Эта двойная смерть взволновала Окрию. Меня призывали в высший суд и после показаний, мной данных, меня больше не тревожили.

Связь между этими трагическими фактами навсегда осталась сомнительной и неустановленной. Так как г-жа де Ферлэнд не оставила наследников, то все имущество ее перешло к бедным, вместе с тем, что г-н де Нуатр, тоже бездетный, оставил ей по завещанию, в котором он отказал мне, в память о нем, бронзового кентавра, украшавшего вестибюль его дома, который держал в руке шишку из оникса».

Лакей вошел, хромая, и одну за другой зажег свечи в подсвечниках и большой канделябр, который он поставил на стол. Потом он растворил застекленные двери, чтобы закрепить наружные ставни. Ветер все продолжался. Снаружи доносился запах роз и букса, и, привлеченная светом, маленькая летучая мышь носилась по обширной комнате. Она блуждала под потолком, точно хотела там начертить круг, без конца возобновляемый, но каждый раз прерывавшийся резкими зазубринами. Маркиз сидел, завернувшись в свой широкий плащ из шелка, затканного узорами, и мы глядели на быстрое животное, которое с терпеливым ожесточением исполняло свое таинственное дело, прерываемое петлями его спешки, и путалось в обманных извилинах и в безвыходных сетях своего полета, который чертил воздух магическими росчерками своего прерывного заклятия.

© Перевод М. Волошина

Ноготок судьбы

Ж. Бинэ-Вальмеру

— Ну и случай, дорогой мой. Я уже читал в газетах! Черт побери, здорово вы принимаетесь за дело, когда что-нибудь начинаете!

Человек, к которому обращался Морис де Лери, был плотный мужчина, лет сорока пяти, широкоплечий, с правильными чертами лица и веселыми глазами. Морис де Лери разглядывал его, стоя на тротуаре на углу Кур ла Рен и улицы Баяр, под чудесным утренним майским солнцем, с тем восхищеньем, которое невольно испытываешь по отношению к кому-либо, кто, правильно рассуждая, должен был лежать на шесть футов под землей, а не шататься по парижским тротуарам. Ему повезло, этому Гастону Фарбо, и он имел право смеяться во весь рот своим добрым и веселым смехом, отчего делались морщинки у глаз.

— Ха, ха… если бы вы только знали! Честное слово, это была славная каша! Автомобиль вдребезги, шофер — в куски, и ваш покорнейший слуга в канаве, с этой царапиной, вот тут…

Концом пальца Гастон Фарбо тронул висок. Там виднелся кружок черного пластыря. Он продолжал:

— Пустяк, осколочек стекла, нежный и ласковый! Не перст судьбы, а ноготок, не правда ли?

Морис де Лери засмеялся в свою очередь:

— Замечательно! Поздравляю! Но, я думаю, вы теперь откажетесь от этих чертовых машин?
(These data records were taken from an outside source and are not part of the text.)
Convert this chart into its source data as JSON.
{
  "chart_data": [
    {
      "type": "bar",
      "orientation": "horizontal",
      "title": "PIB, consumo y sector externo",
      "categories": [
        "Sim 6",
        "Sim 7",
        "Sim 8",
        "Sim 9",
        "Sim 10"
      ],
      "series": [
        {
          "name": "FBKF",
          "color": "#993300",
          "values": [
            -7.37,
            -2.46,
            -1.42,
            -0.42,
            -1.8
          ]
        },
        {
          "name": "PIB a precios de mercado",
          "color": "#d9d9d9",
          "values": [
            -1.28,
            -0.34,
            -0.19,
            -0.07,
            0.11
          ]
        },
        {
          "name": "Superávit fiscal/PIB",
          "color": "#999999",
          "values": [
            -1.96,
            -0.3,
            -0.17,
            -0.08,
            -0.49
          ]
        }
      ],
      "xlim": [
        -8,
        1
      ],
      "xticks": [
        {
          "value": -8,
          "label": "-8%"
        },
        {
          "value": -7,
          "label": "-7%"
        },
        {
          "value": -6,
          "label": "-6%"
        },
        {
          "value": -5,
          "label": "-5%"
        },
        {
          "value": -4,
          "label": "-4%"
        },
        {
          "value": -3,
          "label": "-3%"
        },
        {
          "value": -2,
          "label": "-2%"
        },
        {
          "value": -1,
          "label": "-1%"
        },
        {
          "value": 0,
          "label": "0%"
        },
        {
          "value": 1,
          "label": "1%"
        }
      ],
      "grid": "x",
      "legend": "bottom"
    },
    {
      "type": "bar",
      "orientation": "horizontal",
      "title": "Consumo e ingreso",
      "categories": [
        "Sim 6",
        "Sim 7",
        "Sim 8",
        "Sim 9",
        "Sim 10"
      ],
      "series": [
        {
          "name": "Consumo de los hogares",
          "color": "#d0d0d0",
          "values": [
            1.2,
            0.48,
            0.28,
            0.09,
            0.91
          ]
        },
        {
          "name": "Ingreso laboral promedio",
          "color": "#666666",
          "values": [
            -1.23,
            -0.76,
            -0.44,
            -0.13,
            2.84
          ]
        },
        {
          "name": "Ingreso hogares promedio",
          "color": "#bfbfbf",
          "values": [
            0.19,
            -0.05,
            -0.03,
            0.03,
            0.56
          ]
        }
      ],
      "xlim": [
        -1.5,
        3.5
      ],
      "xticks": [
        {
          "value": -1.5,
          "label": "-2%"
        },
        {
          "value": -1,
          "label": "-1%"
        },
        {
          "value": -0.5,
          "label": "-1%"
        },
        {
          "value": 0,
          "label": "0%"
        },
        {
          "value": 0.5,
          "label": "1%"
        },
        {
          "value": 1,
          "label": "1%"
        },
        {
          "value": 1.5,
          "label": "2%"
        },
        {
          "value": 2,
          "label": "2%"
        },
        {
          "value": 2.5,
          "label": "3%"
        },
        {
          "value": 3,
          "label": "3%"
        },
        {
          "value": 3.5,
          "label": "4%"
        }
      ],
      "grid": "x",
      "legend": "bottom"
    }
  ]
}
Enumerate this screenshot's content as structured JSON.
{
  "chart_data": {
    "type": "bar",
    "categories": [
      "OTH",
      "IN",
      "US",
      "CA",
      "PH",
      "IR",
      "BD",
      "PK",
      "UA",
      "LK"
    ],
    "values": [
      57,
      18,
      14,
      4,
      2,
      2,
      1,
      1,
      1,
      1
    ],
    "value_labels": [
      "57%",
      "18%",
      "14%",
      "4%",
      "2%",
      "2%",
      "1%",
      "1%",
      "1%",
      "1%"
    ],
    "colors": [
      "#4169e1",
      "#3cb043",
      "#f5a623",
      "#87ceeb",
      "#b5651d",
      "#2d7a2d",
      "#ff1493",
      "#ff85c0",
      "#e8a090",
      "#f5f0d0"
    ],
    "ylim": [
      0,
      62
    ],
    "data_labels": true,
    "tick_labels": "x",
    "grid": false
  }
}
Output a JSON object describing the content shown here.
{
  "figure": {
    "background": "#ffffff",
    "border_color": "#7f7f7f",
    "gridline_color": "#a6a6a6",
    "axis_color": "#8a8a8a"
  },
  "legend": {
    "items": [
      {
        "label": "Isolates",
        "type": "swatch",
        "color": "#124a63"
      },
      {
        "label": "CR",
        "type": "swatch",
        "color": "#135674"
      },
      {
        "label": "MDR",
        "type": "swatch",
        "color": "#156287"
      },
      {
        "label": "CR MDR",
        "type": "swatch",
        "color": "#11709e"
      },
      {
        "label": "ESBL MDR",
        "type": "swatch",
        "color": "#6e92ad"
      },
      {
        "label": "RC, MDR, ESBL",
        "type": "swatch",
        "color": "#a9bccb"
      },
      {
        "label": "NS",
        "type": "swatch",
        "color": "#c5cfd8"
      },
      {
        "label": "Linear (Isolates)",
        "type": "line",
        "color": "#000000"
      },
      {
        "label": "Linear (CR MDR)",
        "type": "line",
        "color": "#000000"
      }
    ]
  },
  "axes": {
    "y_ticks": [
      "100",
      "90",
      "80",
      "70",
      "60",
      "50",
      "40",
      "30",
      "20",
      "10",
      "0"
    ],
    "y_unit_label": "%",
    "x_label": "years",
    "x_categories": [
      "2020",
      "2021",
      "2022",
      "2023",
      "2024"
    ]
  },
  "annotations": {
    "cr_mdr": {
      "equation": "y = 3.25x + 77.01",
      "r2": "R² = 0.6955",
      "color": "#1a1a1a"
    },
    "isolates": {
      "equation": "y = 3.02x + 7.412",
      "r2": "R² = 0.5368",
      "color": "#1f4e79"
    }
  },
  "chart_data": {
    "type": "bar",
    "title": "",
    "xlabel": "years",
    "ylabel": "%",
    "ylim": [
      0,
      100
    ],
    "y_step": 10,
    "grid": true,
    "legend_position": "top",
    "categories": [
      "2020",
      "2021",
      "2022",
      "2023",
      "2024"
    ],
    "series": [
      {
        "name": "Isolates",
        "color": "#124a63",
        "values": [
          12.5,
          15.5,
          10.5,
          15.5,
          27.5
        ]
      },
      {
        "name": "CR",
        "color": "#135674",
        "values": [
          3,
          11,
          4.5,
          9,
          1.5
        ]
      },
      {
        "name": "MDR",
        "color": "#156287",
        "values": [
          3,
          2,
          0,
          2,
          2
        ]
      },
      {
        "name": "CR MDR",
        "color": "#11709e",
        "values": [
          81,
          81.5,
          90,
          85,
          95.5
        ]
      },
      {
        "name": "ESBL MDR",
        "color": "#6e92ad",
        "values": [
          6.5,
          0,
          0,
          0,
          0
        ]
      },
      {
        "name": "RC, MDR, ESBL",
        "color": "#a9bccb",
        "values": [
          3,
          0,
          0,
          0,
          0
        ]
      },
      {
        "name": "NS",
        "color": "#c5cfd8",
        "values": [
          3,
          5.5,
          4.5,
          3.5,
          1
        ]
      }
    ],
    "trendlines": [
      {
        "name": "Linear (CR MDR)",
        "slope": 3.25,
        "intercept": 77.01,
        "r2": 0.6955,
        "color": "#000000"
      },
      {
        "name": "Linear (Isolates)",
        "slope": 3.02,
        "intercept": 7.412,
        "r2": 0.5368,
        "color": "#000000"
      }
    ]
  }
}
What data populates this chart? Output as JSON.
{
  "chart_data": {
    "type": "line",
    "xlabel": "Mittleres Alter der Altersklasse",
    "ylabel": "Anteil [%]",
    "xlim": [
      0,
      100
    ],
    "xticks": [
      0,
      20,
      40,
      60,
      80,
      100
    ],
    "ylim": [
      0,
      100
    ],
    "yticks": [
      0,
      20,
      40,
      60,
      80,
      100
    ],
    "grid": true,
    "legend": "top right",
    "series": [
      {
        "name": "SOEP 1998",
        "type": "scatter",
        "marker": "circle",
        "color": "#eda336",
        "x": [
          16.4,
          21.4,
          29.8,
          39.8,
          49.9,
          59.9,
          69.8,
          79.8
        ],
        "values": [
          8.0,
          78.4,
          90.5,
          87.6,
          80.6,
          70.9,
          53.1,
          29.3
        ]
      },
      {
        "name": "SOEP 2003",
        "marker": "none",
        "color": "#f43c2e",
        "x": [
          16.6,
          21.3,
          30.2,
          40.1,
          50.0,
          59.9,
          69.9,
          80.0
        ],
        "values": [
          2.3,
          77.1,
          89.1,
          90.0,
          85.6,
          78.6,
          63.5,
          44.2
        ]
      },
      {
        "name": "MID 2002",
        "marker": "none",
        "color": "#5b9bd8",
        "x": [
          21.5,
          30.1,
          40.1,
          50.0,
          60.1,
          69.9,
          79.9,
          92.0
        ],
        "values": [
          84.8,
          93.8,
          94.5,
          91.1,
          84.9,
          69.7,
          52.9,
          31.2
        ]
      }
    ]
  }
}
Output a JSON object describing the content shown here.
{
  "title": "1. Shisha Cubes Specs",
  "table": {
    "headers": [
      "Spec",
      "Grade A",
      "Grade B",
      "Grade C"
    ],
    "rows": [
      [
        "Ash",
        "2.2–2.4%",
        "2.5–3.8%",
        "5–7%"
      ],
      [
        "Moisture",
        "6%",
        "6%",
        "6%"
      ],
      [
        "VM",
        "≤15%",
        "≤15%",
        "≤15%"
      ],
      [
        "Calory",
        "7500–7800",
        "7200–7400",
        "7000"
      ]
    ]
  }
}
Говоря это, Морис де Лери инстинктивно подался назад. Тяжелый автомобиль, оглушая своим гудком, сверкая лаком и медью, едва не задел тротуар колбасообразно вздернутыми колесами, утыканными гвоздями, проскользнул в одуряющей вони, обогнал коляску, разделил двух прохожих и исчез. Фарбо любовно посмотрел вслед чудовищу. Он взял Мориса де Лери под руку:

— Отказаться от автомобиля? Это было бы слишком глупо, милый мой! Из-за несчастных случаев? О, наивность! Да ведь они — наша лучшая защита, если из них выходишь невредимым, понятно! Постойте, вам в какую сторону?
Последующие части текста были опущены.